Geographer Scott Drzyzga of Shippensburg University in Pennsylvania, for example, enjoys flying small helicopters in his free time, and had hoped to show his students how to use them to capture geographical information. “There are things I can do as a recreational user that I cannot do in front of my students,” he says. “It’s frustrating.”

Alison Duquette, a spokesperson for the FAA, says that the distinction has been in place for years, and the agency has always made it clear.

Engineer Mary Cummings at Duke University in Durham, North Carolina, hopes to overcome the regulatory obstacle by teaming with colleagues at a nearby public university to test drones for wildlife tracking. But for now the FAA rules confine her to indoor testing — poor conditions for determining whether her machines can follow animals in the wild. “We are looking to go to another country to address this problem,” she says.

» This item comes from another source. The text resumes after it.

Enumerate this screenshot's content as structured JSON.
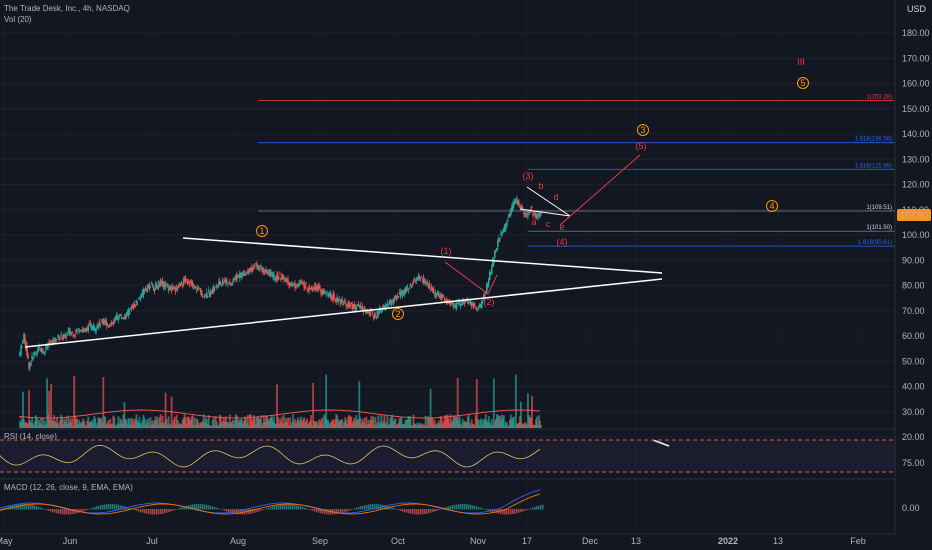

Even at public universities, red tape and legal fears have spooked researchers who want to use drones. Larry Purcell, a crop scientist at the University of Arkansas in Fayetteville, has used the devices to monitor the effects of drought on soya beans. He did not know that he was required to fill out a 50-page application for each field he wanted to survey. Instead, he sought and obtained verbal permission from FAA staff at a local airport. Shortly after his university issued a press release about his work in 2011, Purcell received a cease-and-desist letter from the FAA’s regional office. “It’s still very confusing as to what’s allowed right now and what’s not,” he says. Purcell has turned to kites to carry his cameras aloft, but the compromise has its shortcomings: no wind means no data.

Others at both public and private institutions have continued their work without notifying the agency. Several scientists contacted by Nature declined to describe their work with drones, for fear of drawing FAA attention.

And some have gone to extremes to stay out of trouble. A few years ago, Voss designed 200‑gram drones small enough to pack into a suitcase for field work in Antarctica. The craft worked well, but he has since got rid of them. “I don’t even want them in the lab,” he says. “I want to be squeaky clean.”